Badische Zeitung, 23. Juni 1998
FREIBURG (ill/amp). ,,Ich bin schockiert und betroffen über die Exmatrikulation von Doktoranden unserer Universität": Professor Wolfgang Jäger, Rektor der Freiburger Universität, reagierte heftig auf den gestrigen Bericht der Badischen Zeitung, daß seine Hochschule mehr als 40 Prozent ihrer Doktoranden aus der Matrikel gestrichen hat. Begründung: Sie verdienten mehr als 620 Mark im Monat und dürften deshalb nicht mehr Studenten sein.
Auch Jäger hat von diesem Vorgang erst aus der BZ erfahren. Zugleich verwahrt sich der Rektor aber dagegen, daß die Freiburger als einzige der neun Landesuniversitäten den entsprechenden Erlaß des Wissenschaftsministerium umgesetzt habe. Vielmehr sei die Universität ,,mit am liberalsten" mit dieser Regelung umgegangen - bis zur Massenexmatrikulation zu Beginn des Sommersemesters.
In der Tat haben die meisten Universitäten - die einen früher, die anderen später - Studenten, die mehr als 620 Mark verdienen, nicht mehr immatrikuliert. Anders jedoch als die Freiburger haben sie nicht den Bestand der bereits eingeschriebenen Doktoranden per Umfrage durchforstet und anschließend eine Massenexmatrikulation veranlaßt: Darin ist Freiburg einmalig. ,,Wir kennen keine andere Hochschule, die auch nur annäherungsweise eine derartige Aktion gemacht hat", sagt Gunter Schanz, Sprecher des baden-württembergischen Wissenschaftsministeriums.
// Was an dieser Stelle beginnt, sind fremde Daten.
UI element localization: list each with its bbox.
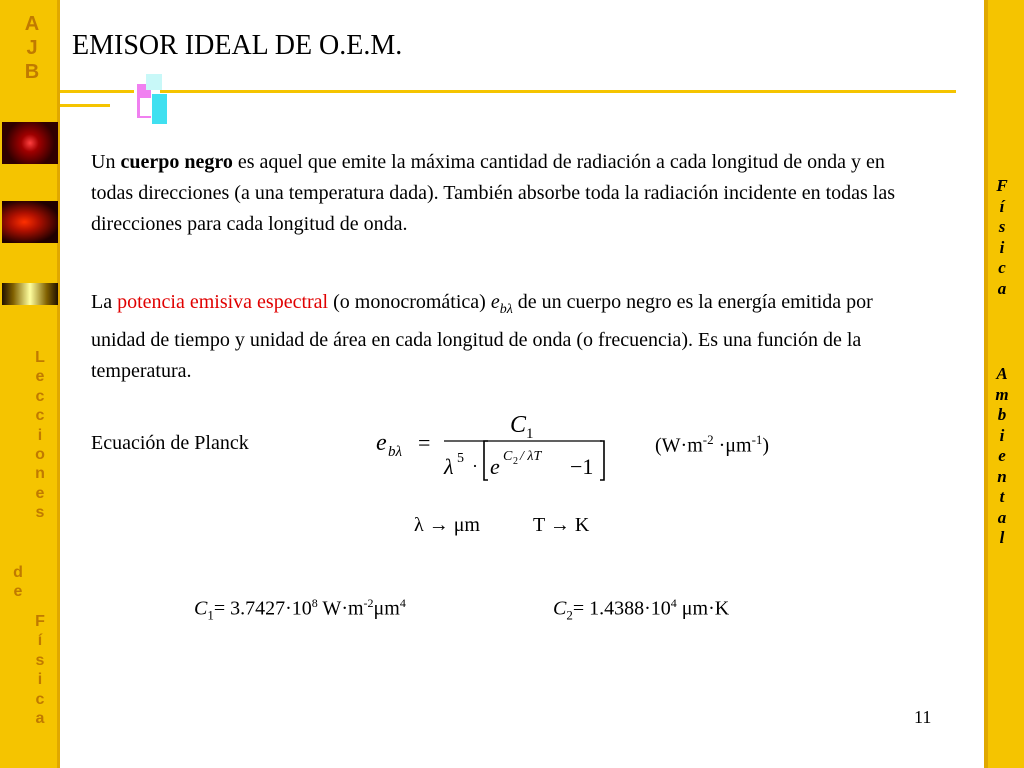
symbol-subscript: bλ <box>499 302 513 317</box>
letter: i <box>37 671 43 689</box>
left-bracket <box>484 441 488 480</box>
page-title: EMISOR IDEAL DE O.E.M. <box>72 30 403 61</box>
letter: s <box>35 504 45 522</box>
thumbnail-image-2 <box>2 201 58 243</box>
letter: a <box>997 507 1007 527</box>
right-word-ambiental <box>988 364 1016 549</box>
letter: l <box>999 528 1005 547</box>
letter: í <box>999 196 1005 216</box>
planck-label: Ecuación de Planck <box>91 432 249 454</box>
initial-letter: A <box>24 13 40 35</box>
decorative-cyan-block <box>152 94 167 124</box>
exponent: -2 <box>702 432 714 447</box>
page-number: 11 <box>914 707 932 727</box>
decorative-lightcyan-block <box>146 74 162 90</box>
letter: m <box>995 384 1009 404</box>
eq-lhs: e <box>376 430 387 456</box>
lambda-conversion: λ → μm <box>414 514 480 536</box>
letter: c <box>998 258 1006 277</box>
thumbnail-spectrum <box>2 283 58 305</box>
subscript: 2 <box>566 607 573 623</box>
eq-lambda: λ <box>444 454 454 479</box>
bold-term: cuerpo negro <box>120 151 233 173</box>
text: ) <box>762 434 770 457</box>
letter: a <box>997 278 1007 298</box>
sidebar-word-lecciones <box>30 348 50 523</box>
subscript: 1 <box>207 607 214 623</box>
exponent: 4 <box>670 596 677 610</box>
divider-line <box>60 90 134 93</box>
eq-exp-c: C <box>503 449 513 464</box>
text: Un <box>91 151 121 173</box>
constant-c1 <box>194 596 406 624</box>
exponent: 8 <box>311 596 318 610</box>
sidebar-word-de <box>8 563 28 602</box>
text: (o monocromática) <box>328 291 491 313</box>
letter: e <box>13 583 23 601</box>
symbol: e <box>490 291 500 313</box>
divider-line <box>160 90 956 93</box>
initial-letter: B <box>24 61 40 83</box>
paragraph-potencia-emisiva <box>91 287 921 387</box>
eq-e: e <box>490 454 500 479</box>
eq-numerator-sub: 1 <box>526 426 534 442</box>
text: de un cuerpo negro es la energía emitida por unidad de tiempo y unidad de área en cada longitud de onda (o frecuencia). Es una función de la temperatura. <box>91 291 873 382</box>
letter: i <box>999 237 1005 257</box>
letter: a <box>35 710 45 728</box>
highlighted-term: potencia emisiva espectral <box>117 291 329 313</box>
symbol: C <box>553 597 567 620</box>
unit: W·m <box>317 597 364 620</box>
letter: L <box>35 349 45 366</box>
letter: d <box>13 564 23 581</box>
letter: o <box>35 446 45 464</box>
initial-letter: J <box>26 37 38 59</box>
letter: i <box>37 426 43 444</box>
unit: μm·K <box>676 597 730 620</box>
text: ·μm <box>713 434 752 457</box>
sidebar-initials <box>14 12 50 84</box>
letter: c <box>35 407 45 425</box>
unit: μm <box>373 597 400 620</box>
letter: c <box>35 690 45 708</box>
text: (W·m <box>655 434 703 457</box>
eq-dot: · <box>472 456 478 476</box>
letter: t <box>999 487 1005 506</box>
eq-equals: = <box>418 430 431 455</box>
value: = 3.7427·10 <box>213 597 312 620</box>
exponent: 4 <box>399 596 406 610</box>
letter: e <box>35 484 45 502</box>
letter: c <box>35 387 45 405</box>
eq-exp-c-sub: 2 <box>513 456 518 467</box>
text: es aquel que emite la máxima cantidad de radiación a cada longitud de onda y en todas direcciones (a una temperatura dada). También absorbe toda la radiación incidente en todas las direcciones para cada longitud de onda. <box>91 151 896 235</box>
eq-numerator: C <box>510 412 527 438</box>
thumbnail-image-1 <box>2 122 58 164</box>
exponent: -1 <box>751 432 763 447</box>
planck-equation <box>370 404 620 484</box>
letter: F <box>996 176 1008 195</box>
letter: í <box>37 632 43 650</box>
exponent: -2 <box>363 596 374 610</box>
letter: n <box>997 466 1007 486</box>
letter: e <box>35 368 45 386</box>
text: La <box>91 291 118 313</box>
letter: s <box>35 651 45 669</box>
sidebar-word-fisica <box>30 612 50 728</box>
letter: F <box>35 613 45 630</box>
letter: n <box>35 465 45 483</box>
symbol: C <box>194 597 208 620</box>
letter: A <box>996 364 1008 383</box>
letter: e <box>998 446 1006 465</box>
eq-minus-one: −1 <box>570 454 594 479</box>
planck-units <box>655 432 769 458</box>
right-word-fisica <box>988 176 1016 299</box>
letter: i <box>999 425 1005 445</box>
eq-exp-rest: / λT <box>520 449 542 464</box>
eq-lhs-sub: bλ <box>388 444 402 460</box>
right-bracket <box>600 441 604 480</box>
letter: b <box>997 405 1007 424</box>
divider-line <box>60 104 110 107</box>
letter: s <box>998 217 1006 236</box>
temperature-conversion: T → K <box>533 514 590 536</box>
value: = 1.4388·10 <box>572 597 671 620</box>
decorative-white-block <box>140 98 152 116</box>
constant-c2 <box>553 596 729 624</box>
paragraph-cuerpo-negro <box>91 147 921 240</box>
eq-lambda-exp: 5 <box>457 451 464 466</box>
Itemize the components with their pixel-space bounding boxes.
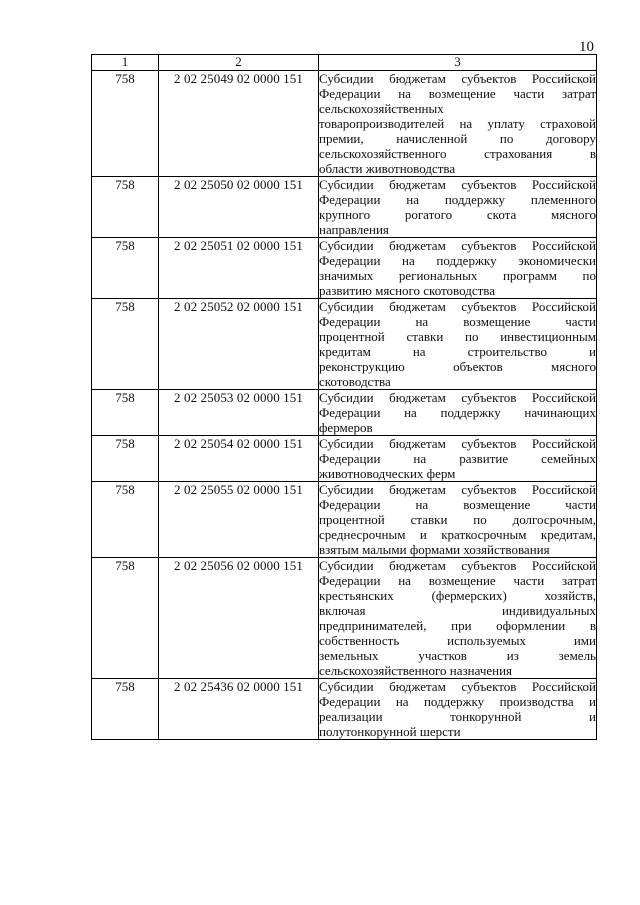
revenue-name-line: Субсидии бюджетам субъектов Российской [319, 71, 596, 86]
revenue-name-cell [319, 177, 597, 238]
table-row [92, 299, 597, 390]
revenue-name-cell [319, 390, 597, 436]
revenue-name-line: полутонкорунной шерсти [319, 724, 461, 739]
admin-code-cell: 758 [92, 238, 159, 299]
table-row [92, 177, 597, 238]
admin-code-cell: 758 [92, 436, 159, 482]
revenue-name-line: развитию мясного скотоводства [319, 283, 496, 298]
revenue-name-line: процентной ставки по инвестиционным [319, 329, 596, 344]
table-header-row [92, 55, 597, 71]
budget-code-cell: 2 02 25055 02 0000 151 [159, 482, 319, 558]
revenue-name-line: сельскохозяйственного страхования в [319, 146, 596, 161]
revenue-name-line: Федерации на возмещение части затрат [319, 86, 596, 101]
budget-code-cell: 2 02 25049 02 0000 151 [159, 71, 319, 177]
revenue-name-line: Субсидии бюджетам субъектов Российской [319, 390, 596, 405]
admin-code-cell: 758 [92, 558, 159, 679]
column-header-2: 2 [159, 55, 319, 71]
revenue-name-line: животноводческих ферм [319, 466, 456, 481]
admin-code-cell: 758 [92, 299, 159, 390]
revenue-name-line: кредитам на строительство и [319, 344, 596, 359]
revenue-name-line: Федерации на поддержку производства и [319, 694, 596, 709]
revenue-name-line: реконструкцию объектов мясного [319, 359, 596, 374]
revenue-name-line: фермеров [319, 420, 373, 435]
revenue-name-line: товаропроизводителей на уплату страховой [319, 116, 596, 131]
revenue-name-line: Субсидии бюджетам субъектов Российской [319, 679, 596, 694]
table-row [92, 679, 597, 740]
revenue-name-line: Субсидии бюджетам субъектов Российской [319, 299, 596, 314]
table-row [92, 558, 597, 679]
revenue-name-line: Субсидии бюджетам субъектов Российской [319, 482, 596, 497]
revenue-name-line: Федерации на возмещение части [319, 497, 596, 512]
revenue-name-line: Субсидии бюджетам субъектов Российской [319, 558, 596, 573]
revenue-name-line: земельных участков из земель [319, 648, 596, 663]
revenue-name-line: направления [319, 222, 389, 237]
revenue-name-cell [319, 71, 597, 177]
revenue-name-line: Субсидии бюджетам субъектов Российской [319, 238, 596, 253]
revenue-classification-table [91, 54, 597, 740]
admin-code-cell: 758 [92, 390, 159, 436]
table-row [92, 238, 597, 299]
budget-code-cell: 2 02 25436 02 0000 151 [159, 679, 319, 740]
admin-code-cell: 758 [92, 71, 159, 177]
revenue-name-line: предпринимателей, при оформлении в [319, 618, 596, 633]
table-row [92, 436, 597, 482]
revenue-name-line: премии, начисленной по договору [319, 131, 596, 146]
revenue-name-line: крупного рогатого скота мясного [319, 207, 596, 222]
revenue-name-line: включая индивидуальных [319, 603, 596, 618]
page-number: 10 [579, 39, 594, 55]
revenue-name-cell [319, 482, 597, 558]
table-row [92, 71, 597, 177]
budget-code-cell: 2 02 25050 02 0000 151 [159, 177, 319, 238]
revenue-name-line: взятым малыми формами хозяйствования [319, 542, 550, 557]
revenue-name-line: Федерации на возмещение части затрат [319, 573, 596, 588]
revenue-name-cell [319, 238, 597, 299]
revenue-name-line: Федерации на возмещение части [319, 314, 596, 329]
revenue-name-cell [319, 299, 597, 390]
budget-code-cell: 2 02 25056 02 0000 151 [159, 558, 319, 679]
revenue-name-line: процентной ставки по долгосрочным, [319, 512, 596, 527]
revenue-name-line: Федерации на поддержку племенного [319, 192, 596, 207]
revenue-name-cell [319, 679, 597, 740]
admin-code-cell: 758 [92, 177, 159, 238]
budget-code-cell: 2 02 25052 02 0000 151 [159, 299, 319, 390]
revenue-name-line: Федерации на поддержку экономически [319, 253, 596, 268]
revenue-name-line: Федерации на развитие семейных [319, 451, 596, 466]
budget-code-cell: 2 02 25053 02 0000 151 [159, 390, 319, 436]
revenue-name-line: сельскохозяйственного назначения [319, 663, 513, 678]
revenue-name-line: крестьянских (фермерских) хозяйств, [319, 588, 596, 603]
revenue-name-line: скотоводства [319, 374, 391, 389]
revenue-name-cell [319, 558, 597, 679]
revenue-name-line: Федерации на поддержку начинающих [319, 405, 596, 420]
revenue-name-line: области животноводства [319, 161, 456, 176]
column-header-3: 3 [319, 55, 597, 71]
budget-code-cell: 2 02 25051 02 0000 151 [159, 238, 319, 299]
column-header-1: 1 [92, 55, 159, 71]
table-row [92, 390, 597, 436]
revenue-name-line: Субсидии бюджетам субъектов Российской [319, 436, 596, 451]
admin-code-cell: 758 [92, 482, 159, 558]
table-row [92, 482, 597, 558]
budget-code-cell: 2 02 25054 02 0000 151 [159, 436, 319, 482]
admin-code-cell: 758 [92, 679, 159, 740]
revenue-name-line: среднесрочным и краткосрочным кредитам, [319, 527, 596, 542]
revenue-name-line: Субсидии бюджетам субъектов Российской [319, 177, 596, 192]
table-body [92, 71, 597, 740]
revenue-name-line: собственность используемых ими [319, 633, 596, 648]
revenue-name-line: сельскохозяйственных [319, 101, 444, 116]
revenue-name-line: значимых региональных программ по [319, 268, 596, 283]
revenue-name-line: реализации тонкорунной и [319, 709, 596, 724]
revenue-name-cell [319, 436, 597, 482]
Und weiter: ,,Wir haben zu so einer Aktion nicht den Anstoß gegeben."
Auf der anderen Seite haben Rektorat und Senat der Universität Freiburg zuvor ganz entschieden dem Erlaß des Ministeriums widersprochen, der die Neueinschreibung von Promotionsstudenten von deren Arbeitseinkünften abhängig macht. In der Umsetzung hatte das Wissenschaftsministerium den einzelnen Hochschulverwaltungen einen gewissen Interpretationsspielraum erlassen. So vertritt man im Heidelberger Studentensekretariat, das für Immatrikulationen zuständig ist, die Auffassung: ,,Den Erlaß kann man so oder so auslegen."
Jäger will das nun vom Minister Klaus von Trotha genauer wissen. In einem Brief fordert er eine eindeutige Stellungnahme an: ,,Wenn das Ministerium der Meinung ist, daß der eigene Erlaß nicht gilt, werde ich sofort anordnen, die Exmatrikulationen rückgängig zu machen." Vielleicht ist aber alles auch nur ein Mißverständnis zwischen Freiburg und Stuttgart, wie Ministeriumssprecher Schanz mutmaßt, und die Freiburger können ihre Doktoranden durch einen verwaltungstechnischen Rückzieher wieder in den Schoß der Alma Mater zurückholen.
Auf alle Fälle aber soll der Erlaß, der die Verdienstmöglichkeiten von Promotionsstudenten einschränkt, ganz entfallen oder doch zugunsten der Doktoranden geändert werden, wie es offenbar vom Ministerium geplant ist. Darüber hinaus bekommen die exmatrikulierten Freiburger Doktoranden demnächst Post von ihrem ehemaligen Rektor, in dem er seine Sicht der Dinge erläutert.